Hauschild is charged with conspiracy to defraud over the alleged manipulation of Euribor (the euro interbank offered rate), a Brussels-based benchmark that helps determine rates on around $180 trillion of global financial contracts and loans.
Hauschild, who appeared in court wearing an open-necked, white shirt and spectacles, is accused of conspiring with others at Deutsche Bank, Barclays, Societe Generale and other banks between January 2005 and December 2009.
The jury heard that four others, including ex-Deutsche Bank trader Christian Bittar and one-time Barclays trader Philippe Moryoussef had already been convicted over the conspiracy, along with Colin Bermingham, a former Barclays rate submitter, and Carlo Palombo, a former Barclays derivatives trader.
Waddington said the convictions proved a conspiracy had taken place and it was up to the jury to decide whether Hauschild was part of it.
Euribor, like its Libor (London interbank offered rate) counterpart, is designed to reflect the cost of borrowing between banks and is set after submitters at a panel of major banks report their estimated costs of borrowing over various periods to an administrator, who calculates an average.
Prosecutors allege bankers rigged rates by nudging them up or down to benefit trading positions, deliberately and dishonestly ignoring rules that they should be set independently of commercial interests.
Waddington alleged that Frankfurt-based Hauschild had at times ignored London-based Bittar’s requests for rates that would flatter his trading positions not because he disapproved of them but because they interfered with his own “similarly dishonest money-making plans”.

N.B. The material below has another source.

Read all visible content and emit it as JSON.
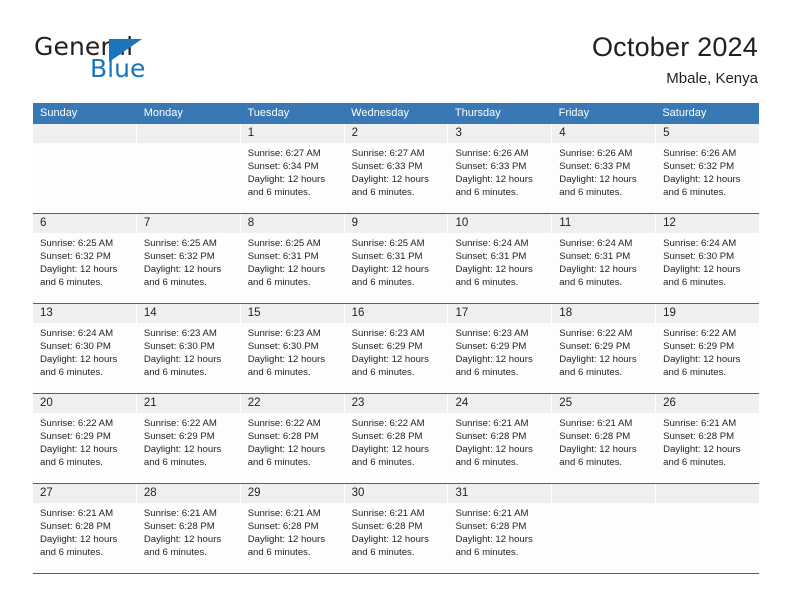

He said Hauschild had told SFO investigators he had thought at the time it was acceptable for Euribor rates to accommodate the financial interests of the bank if rates were set with a reasonable range of figures available in the market.
But Waddington added: “It is common ground in this case that a panel (rate submitting) bank is not permitted to submit rates that take into account a trading advantage.”